If anything, Kennedy is following the kind of automation already being applied across healthcare. Medicine has become one of the biggest sources of hype for AI, with many ongoing attempts to streamline the complex medical world and generate life-saving research. As just a few examples, doctors may spend more than a third of their day writing notes, reviewing medical records, and processing insurance claims in electronic medical record systems. If AI products can automate even a small portion of that work, it could mean more time for healthcare workers, who are chronically in short supply in the United States, to spend with patients. HHS, like many hospital networks across the country, is piloting AI tools that can streamline medical records. Startups are working on building all kinds of AI health tools. OpenAI and Anthropic recently launched a healthcare product.

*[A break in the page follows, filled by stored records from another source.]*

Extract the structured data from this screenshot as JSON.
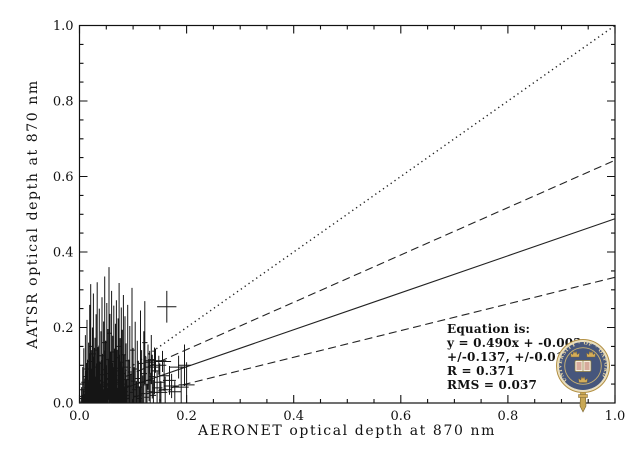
{
  "chart_data": {
    "type": "scatter",
    "title": "",
    "xlabel": "AERONET optical depth at 870 nm",
    "ylabel": "AATSR optical depth at 870 nm",
    "xlim": [
      0.0,
      1.0
    ],
    "ylim": [
      0.0,
      1.0
    ],
    "xticks": [
      "0.0",
      "0.2",
      "0.4",
      "0.6",
      "0.8",
      "1.0"
    ],
    "yticks": [
      "0.0",
      "0.2",
      "0.4",
      "0.6",
      "0.8",
      "1.0"
    ],
    "xtick_values": [
      0,
      0.2,
      0.4,
      0.6,
      0.8,
      1.0
    ],
    "ytick_values": [
      0,
      0.2,
      0.4,
      0.6,
      0.8,
      1.0
    ],
    "minor_tick_step": 0.05,
    "grid": false,
    "legend": "none",
    "fit": {
      "slope": 0.49,
      "intercept": -0.002,
      "slope_err": 0.137,
      "intercept_err": 0.018,
      "R": 0.371,
      "RMS": 0.037
    },
    "lines": [
      {
        "name": "one-to-one-line",
        "style": "dotted",
        "x0": 0,
        "y0": 0,
        "x1": 1,
        "y1": 1
      },
      {
        "name": "fit-line",
        "style": "solid",
        "slope": 0.49,
        "intercept": -0.002
      },
      {
        "name": "fit-upper-bound",
        "style": "dashed",
        "slope": 0.627,
        "intercept": 0.016
      },
      {
        "name": "fit-lower-bound",
        "style": "dashed",
        "slope": 0.353,
        "intercept": -0.02
      }
    ],
    "annotation": {
      "lines": [
        "Equation is:",
        "y = 0.490x + -0.002",
        "+/-0.137, +/-0.018",
        "R = 0.371",
        "RMS = 0.037"
      ]
    },
    "points_format": [
      "x",
      "y",
      "xerr",
      "yerr"
    ],
    "points": [
      [
        0.004,
        0.012,
        0.002,
        0.03
      ],
      [
        0.006,
        0.035,
        0.002,
        0.06
      ],
      [
        0.007,
        0.008,
        0.002,
        0.025
      ],
      [
        0.008,
        0.055,
        0.002,
        0.09
      ],
      [
        0.009,
        0.02,
        0.002,
        0.045
      ],
      [
        0.01,
        0.004,
        0.002,
        0.02
      ],
      [
        0.011,
        0.07,
        0.002,
        0.11
      ],
      [
        0.012,
        0.03,
        0.002,
        0.055
      ],
      [
        0.013,
        0.012,
        0.002,
        0.035
      ],
      [
        0.014,
        0.09,
        0.002,
        0.13
      ],
      [
        0.015,
        0.045,
        0.002,
        0.07
      ],
      [
        0.016,
        0.018,
        0.002,
        0.04
      ],
      [
        0.017,
        0.06,
        0.003,
        0.1
      ],
      [
        0.018,
        0.008,
        0.002,
        0.028
      ],
      [
        0.019,
        0.11,
        0.003,
        0.15
      ],
      [
        0.02,
        0.035,
        0.002,
        0.06
      ],
      [
        0.021,
        0.15,
        0.003,
        0.165
      ],
      [
        0.022,
        0.055,
        0.002,
        0.085
      ],
      [
        0.023,
        0.015,
        0.002,
        0.038
      ],
      [
        0.024,
        0.08,
        0.003,
        0.12
      ],
      [
        0.025,
        0.028,
        0.002,
        0.05
      ],
      [
        0.026,
        0.13,
        0.003,
        0.16
      ],
      [
        0.027,
        0.048,
        0.002,
        0.075
      ],
      [
        0.028,
        0.01,
        0.002,
        0.03
      ],
      [
        0.029,
        0.068,
        0.003,
        0.105
      ],
      [
        0.03,
        0.022,
        0.002,
        0.048
      ],
      [
        0.031,
        0.095,
        0.003,
        0.14
      ],
      [
        0.032,
        0.04,
        0.002,
        0.065
      ],
      [
        0.033,
        0.14,
        0.003,
        0.18
      ],
      [
        0.034,
        0.012,
        0.002,
        0.032
      ],
      [
        0.035,
        0.058,
        0.002,
        0.09
      ],
      [
        0.036,
        0.025,
        0.002,
        0.05
      ],
      [
        0.037,
        0.105,
        0.003,
        0.145
      ],
      [
        0.038,
        0.042,
        0.002,
        0.068
      ],
      [
        0.039,
        0.015,
        0.002,
        0.036
      ],
      [
        0.04,
        0.075,
        0.003,
        0.115
      ],
      [
        0.041,
        0.03,
        0.002,
        0.055
      ],
      [
        0.042,
        0.125,
        0.003,
        0.155
      ],
      [
        0.043,
        0.05,
        0.002,
        0.08
      ],
      [
        0.044,
        0.008,
        0.002,
        0.026
      ],
      [
        0.045,
        0.088,
        0.003,
        0.128
      ],
      [
        0.046,
        0.035,
        0.002,
        0.058
      ],
      [
        0.047,
        0.16,
        0.003,
        0.175
      ],
      [
        0.048,
        0.02,
        0.002,
        0.044
      ],
      [
        0.049,
        0.065,
        0.003,
        0.1
      ],
      [
        0.05,
        0.038,
        0.002,
        0.062
      ],
      [
        0.051,
        0.115,
        0.003,
        0.15
      ],
      [
        0.052,
        0.01,
        0.002,
        0.03
      ],
      [
        0.053,
        0.078,
        0.003,
        0.118
      ],
      [
        0.054,
        0.045,
        0.002,
        0.072
      ],
      [
        0.055,
        0.185,
        0.003,
        0.175
      ],
      [
        0.056,
        0.028,
        0.002,
        0.052
      ],
      [
        0.057,
        0.098,
        0.003,
        0.138
      ],
      [
        0.058,
        0.052,
        0.002,
        0.082
      ],
      [
        0.059,
        0.018,
        0.002,
        0.04
      ],
      [
        0.06,
        0.135,
        0.003,
        0.162
      ],
      [
        0.061,
        0.04,
        0.002,
        0.066
      ],
      [
        0.062,
        0.07,
        0.003,
        0.108
      ],
      [
        0.063,
        0.025,
        0.002,
        0.048
      ],
      [
        0.064,
        0.11,
        0.003,
        0.148
      ],
      [
        0.065,
        0.048,
        0.002,
        0.075
      ],
      [
        0.066,
        0.015,
        0.002,
        0.036
      ],
      [
        0.067,
        0.085,
        0.003,
        0.125
      ],
      [
        0.068,
        0.032,
        0.002,
        0.056
      ],
      [
        0.069,
        0.12,
        0.003,
        0.152
      ],
      [
        0.07,
        0.055,
        0.002,
        0.086
      ],
      [
        0.071,
        0.01,
        0.002,
        0.03
      ],
      [
        0.072,
        0.092,
        0.003,
        0.132
      ],
      [
        0.073,
        0.038,
        0.002,
        0.062
      ],
      [
        0.074,
        0.15,
        0.003,
        0.168
      ],
      [
        0.075,
        0.022,
        0.002,
        0.046
      ],
      [
        0.076,
        0.068,
        0.003,
        0.104
      ],
      [
        0.077,
        0.042,
        0.002,
        0.068
      ],
      [
        0.078,
        0.108,
        0.003,
        0.145
      ],
      [
        0.079,
        0.016,
        0.002,
        0.038
      ],
      [
        0.08,
        0.078,
        0.003,
        0.116
      ],
      [
        0.081,
        0.035,
        0.002,
        0.058
      ],
      [
        0.082,
        0.128,
        0.003,
        0.158
      ],
      [
        0.083,
        0.05,
        0.002,
        0.078
      ],
      [
        0.084,
        0.012,
        0.002,
        0.032
      ],
      [
        0.085,
        0.095,
        0.003,
        0.135
      ],
      [
        0.086,
        0.03,
        0.002,
        0.054
      ],
      [
        0.087,
        0.062,
        0.003,
        0.096
      ],
      [
        0.088,
        0.02,
        0.002,
        0.042
      ],
      [
        0.09,
        0.112,
        0.003,
        0.148
      ],
      [
        0.092,
        0.045,
        0.002,
        0.07
      ],
      [
        0.094,
        0.082,
        0.003,
        0.122
      ],
      [
        0.096,
        0.028,
        0.002,
        0.05
      ],
      [
        0.098,
        0.14,
        0.003,
        0.165
      ],
      [
        0.1,
        0.058,
        0.003,
        0.088
      ],
      [
        0.102,
        0.035,
        0.004,
        0.06
      ],
      [
        0.104,
        0.09,
        0.004,
        0.125
      ],
      [
        0.106,
        0.018,
        0.004,
        0.04
      ],
      [
        0.108,
        0.065,
        0.005,
        0.1
      ],
      [
        0.11,
        0.042,
        0.005,
        0.07
      ],
      [
        0.112,
        0.012,
        0.004,
        0.032
      ],
      [
        0.114,
        0.105,
        0.005,
        0.14
      ],
      [
        0.116,
        0.055,
        0.005,
        0.085
      ],
      [
        0.118,
        0.025,
        0.004,
        0.048
      ],
      [
        0.12,
        0.078,
        0.006,
        0.112
      ],
      [
        0.122,
        0.16,
        0.005,
        0.11
      ],
      [
        0.124,
        0.048,
        0.005,
        0.075
      ],
      [
        0.126,
        0.015,
        0.004,
        0.036
      ],
      [
        0.128,
        0.095,
        0.006,
        0.06
      ],
      [
        0.13,
        0.06,
        0.006,
        0.055
      ],
      [
        0.132,
        0.03,
        0.005,
        0.05
      ],
      [
        0.134,
        0.115,
        0.006,
        0.065
      ],
      [
        0.136,
        0.07,
        0.006,
        0.058
      ],
      [
        0.138,
        0.02,
        0.005,
        0.042
      ],
      [
        0.14,
        0.085,
        0.007,
        0.062
      ],
      [
        0.005,
        0.003,
        0.002,
        0.018
      ],
      [
        0.008,
        0.016,
        0.002,
        0.034
      ],
      [
        0.011,
        0.006,
        0.002,
        0.022
      ],
      [
        0.013,
        0.04,
        0.002,
        0.066
      ],
      [
        0.016,
        0.01,
        0.002,
        0.028
      ],
      [
        0.018,
        0.052,
        0.002,
        0.08
      ],
      [
        0.021,
        0.007,
        0.002,
        0.024
      ],
      [
        0.023,
        0.033,
        0.002,
        0.058
      ],
      [
        0.026,
        0.014,
        0.002,
        0.034
      ],
      [
        0.028,
        0.058,
        0.002,
        0.088
      ],
      [
        0.031,
        0.005,
        0.002,
        0.02
      ],
      [
        0.033,
        0.026,
        0.002,
        0.05
      ],
      [
        0.036,
        0.06,
        0.002,
        0.092
      ],
      [
        0.038,
        0.009,
        0.002,
        0.026
      ],
      [
        0.041,
        0.044,
        0.002,
        0.07
      ],
      [
        0.043,
        0.018,
        0.002,
        0.038
      ],
      [
        0.046,
        0.055,
        0.002,
        0.084
      ],
      [
        0.048,
        0.007,
        0.002,
        0.024
      ],
      [
        0.051,
        0.03,
        0.002,
        0.054
      ],
      [
        0.053,
        0.062,
        0.002,
        0.094
      ],
      [
        0.056,
        0.012,
        0.002,
        0.03
      ],
      [
        0.058,
        0.046,
        0.002,
        0.072
      ],
      [
        0.061,
        0.008,
        0.002,
        0.026
      ],
      [
        0.063,
        0.035,
        0.002,
        0.06
      ],
      [
        0.066,
        0.058,
        0.002,
        0.086
      ],
      [
        0.069,
        0.016,
        0.002,
        0.036
      ],
      [
        0.072,
        0.028,
        0.002,
        0.052
      ],
      [
        0.075,
        0.05,
        0.002,
        0.078
      ],
      [
        0.078,
        0.01,
        0.002,
        0.028
      ],
      [
        0.082,
        0.04,
        0.002,
        0.064
      ],
      [
        0.131,
        0.108,
        0.01,
        0.03
      ],
      [
        0.135,
        0.095,
        0.012,
        0.028
      ],
      [
        0.142,
        0.112,
        0.02,
        0.032
      ],
      [
        0.145,
        0.04,
        0.01,
        0.045
      ],
      [
        0.148,
        0.1,
        0.014,
        0.025
      ],
      [
        0.15,
        0.055,
        0.01,
        0.05
      ],
      [
        0.152,
        0.028,
        0.012,
        0.03
      ],
      [
        0.155,
        0.11,
        0.016,
        0.028
      ],
      [
        0.158,
        0.072,
        0.01,
        0.04
      ],
      [
        0.16,
        0.035,
        0.012,
        0.035
      ],
      [
        0.163,
        0.255,
        0.018,
        0.042
      ],
      [
        0.168,
        0.06,
        0.012,
        0.038
      ],
      [
        0.172,
        0.045,
        0.014,
        0.032
      ],
      [
        0.178,
        0.03,
        0.012,
        0.028
      ],
      [
        0.185,
        0.095,
        0.016,
        0.03
      ],
      [
        0.19,
        0.042,
        0.014,
        0.055
      ],
      [
        0.196,
        0.1,
        0.012,
        0.055
      ],
      [
        0.2,
        0.048,
        0.015,
        0.06
      ]
    ]
  },
  "logo": {
    "name": "university-of-oxford-crest",
    "ring_text": "UNIVERSITY · OF · OXFORD",
    "colors": {
      "navy": "#46567c",
      "cream": "#e9dfc2",
      "gold": "#d4ad5a",
      "white": "#f4eedd"
    }
  }
}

The biggest hopes for AI in medicine are far more flashy: curing cancer, discovering new vaccines, and curing previously incurable diseases. And the department’s approach to AI shows some signs of a new technological paradigm shift. The HHS AI Inventory reports a number of more ambitious projects, such as using this technology to more quickly identify drug safety concerns or to study the genome of the malaria parasite. These are AI tools that have the potential to truly change the type of work that doctors, epidemiologists, and medical researchers do. AlphaFold, the protein folding algorithm for which Google DeepMind developers recently won a Nobel Prize, is currently being used by researchers around the world, including at HHS, to advance drug discovery.
Still, generative AI will not immediately enhance the internal workings of HHS. (Even something as proven as AlphaFold only speeds up part of a very long drug discovery process.) This is probably a good thing. The technology has come a long way, but it is not ready to completely reshape one of the world’s most influential public health institutions. If HHS continues to stick to a gradual approach to AI implementation, it could result in significant improvements that are invisible to most people.
However, RFK Jr. may not be interested in stopping there. Many use cases are still being deployed or piloted, and government AI databases are full of jargon and clichés that can often be interpreted in different ways. When the administration says that AI is being or could be used to “review the global influenza vaccine literature” or analyze data in the Vaccine Adverse Event Reporting System, the end result may or may not be benign. When President Kennedy talks about using AI to eliminate fraud, he may mean using that technology to lay off 10,000 more employees essential to the nation’s public health infrastructure. Inventorying outlines the means, not the motives. But in at least one of the use cases listed, the design is explicitly political. HHS is deploying AI to identify positions that violate President Trump’s executive orders on “ending radical and wasteful government DEI programs” and “defending women from gender ideological extremism.”
Generative AI is definitely a tool for bureaucratic efficiency and scientific research. But a more pressing question than the capabilities of the technology is what purpose it will be used to achieve.